Una campaña publicitaria no empieza en el administrador de anuncios. Empieza mucho antes.
Empieza comprendiendo la propuesta, el mercado, las necesidades de la audiencia, el sitio web, los canales de contacto y la capacidad de la empresa para transformar una consulta en una oportunidad comercial.
El error de empezar directamente por la plataforma
Google Ads y Meta Ads son herramientas muy potentes. Pueden acercar una propuesta a personas que están buscando, comparando o descubriendo una solución.
Pero ninguna plataforma puede resolver por sí sola una propuesta poco clara, una página que no transmite confianza o un proceso comercial que no responde correctamente las consultas.
La publicidad puede generar tráfico. Lo que no puede hacer es compensar indefinidamente:
- una oferta difícil de comprender;
- una web incompleta o desactualizada;
- mensajes demasiado generales;
- falta de información importante;
- formularios que no funcionan;
- respuestas comerciales tardías;
- o una medición que no permite saber qué ocurrió.
Avinash Kaushik resume este problema con una imagen muy clara: cuando se invierte en marketing sin trabajar el contenido y la experiencia, los anuncios terminan prometiendo algo que el sitio web no puede sostener.
Por eso, antes de aumentar el presupuesto, conviene revisar si el sistema completo está preparado para recibir esa inversión.

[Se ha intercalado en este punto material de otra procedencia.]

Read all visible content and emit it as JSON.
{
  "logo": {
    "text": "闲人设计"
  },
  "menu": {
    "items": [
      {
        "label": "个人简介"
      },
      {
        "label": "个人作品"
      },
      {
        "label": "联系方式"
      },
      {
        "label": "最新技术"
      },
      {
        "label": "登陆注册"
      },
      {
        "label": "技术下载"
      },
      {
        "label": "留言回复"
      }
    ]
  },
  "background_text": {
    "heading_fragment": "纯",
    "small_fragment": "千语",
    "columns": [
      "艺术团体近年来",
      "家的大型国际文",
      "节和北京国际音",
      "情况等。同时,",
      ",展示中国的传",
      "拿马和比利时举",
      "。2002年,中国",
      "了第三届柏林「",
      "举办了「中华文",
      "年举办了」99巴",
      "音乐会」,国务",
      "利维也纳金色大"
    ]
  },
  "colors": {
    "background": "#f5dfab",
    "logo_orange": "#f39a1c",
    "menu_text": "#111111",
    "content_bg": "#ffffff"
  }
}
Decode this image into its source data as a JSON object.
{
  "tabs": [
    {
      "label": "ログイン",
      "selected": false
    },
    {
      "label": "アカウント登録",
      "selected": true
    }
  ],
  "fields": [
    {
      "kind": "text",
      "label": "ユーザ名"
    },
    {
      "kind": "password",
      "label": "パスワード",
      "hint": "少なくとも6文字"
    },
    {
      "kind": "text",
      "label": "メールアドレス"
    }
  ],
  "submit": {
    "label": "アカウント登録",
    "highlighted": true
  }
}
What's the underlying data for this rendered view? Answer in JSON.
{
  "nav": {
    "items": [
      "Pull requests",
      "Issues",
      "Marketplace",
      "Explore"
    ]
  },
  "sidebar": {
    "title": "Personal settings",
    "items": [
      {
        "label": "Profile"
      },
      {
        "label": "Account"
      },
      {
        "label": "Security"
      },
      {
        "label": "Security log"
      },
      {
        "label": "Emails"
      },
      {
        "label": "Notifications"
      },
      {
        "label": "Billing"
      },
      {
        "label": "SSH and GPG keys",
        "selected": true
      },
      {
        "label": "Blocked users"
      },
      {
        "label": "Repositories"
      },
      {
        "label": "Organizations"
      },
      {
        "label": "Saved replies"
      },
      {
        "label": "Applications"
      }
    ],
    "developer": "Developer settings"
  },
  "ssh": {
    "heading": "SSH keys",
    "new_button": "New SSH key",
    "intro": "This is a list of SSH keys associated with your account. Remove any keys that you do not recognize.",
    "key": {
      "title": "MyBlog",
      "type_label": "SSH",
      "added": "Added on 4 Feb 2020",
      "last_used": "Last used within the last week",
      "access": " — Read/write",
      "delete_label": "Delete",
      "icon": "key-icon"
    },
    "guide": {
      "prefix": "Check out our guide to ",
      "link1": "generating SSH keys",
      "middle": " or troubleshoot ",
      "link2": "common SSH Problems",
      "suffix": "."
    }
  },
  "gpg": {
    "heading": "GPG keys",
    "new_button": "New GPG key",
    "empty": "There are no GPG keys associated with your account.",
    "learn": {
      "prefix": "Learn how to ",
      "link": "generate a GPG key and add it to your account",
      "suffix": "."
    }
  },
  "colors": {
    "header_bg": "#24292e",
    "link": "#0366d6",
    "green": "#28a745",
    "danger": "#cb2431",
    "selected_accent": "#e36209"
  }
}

No todas las personas están listas para comprar
Uno de los conceptos que más me interesa del marco See–Think–Do–Care, desarrollado por Avinash Kaushik, es que organiza a las audiencias según su intención y no solamente según características demográficas.
No todas las personas que podrían necesitar un producto o servicio se encuentran en el mismo momento.
Descubrir
Es la audiencia más amplia y calificada para el negocio, pero todavía no manifiesta una intención comercial concreta.
Puede estar conociendo una necesidad, buscando inspiración o consumiendo información relacionada con el tema.
En esta etapa, un mensaje agresivo de “comprá ahora” probablemente llegue demasiado pronto.
El contenido debería ayudar a descubrir, entender o reconocer una posibilidad.
Considerar
La persona ya empieza a pensar que podría necesitar una solución.
Investiga, compara, revisa alternativas, consulta opiniones y trata de comprender qué opción le conviene.
En este momento son importantes:
- las explicaciones claras;
- las comparaciones;
- los casos reales;
- las preguntas frecuentes;
- los testimonios;
- y los contenidos que reducen incertidumbre.
Actuar
La intención comercial ya es concreta.
La persona busca un producto, solicita un presupuesto, compara proveedores o necesita resolver un problema.
En esta etapa sí tienen un papel central:
- las campañas de búsqueda;
- las páginas específicas;
- los formularios;
- los botones de WhatsApp;
- las llamadas a la acción;
- y la información comercial precisa.
Cuidar
El recorrido no termina con la primera compra o contratación.
Los clientes también necesitan información, acompañamiento, soporte y razones para volver a elegir o recomendar la empresa.
Esta etapa suele ser una de las más descuidadas, aunque puede generar nuevas compras, renovaciones, ampliaciones y recomendaciones.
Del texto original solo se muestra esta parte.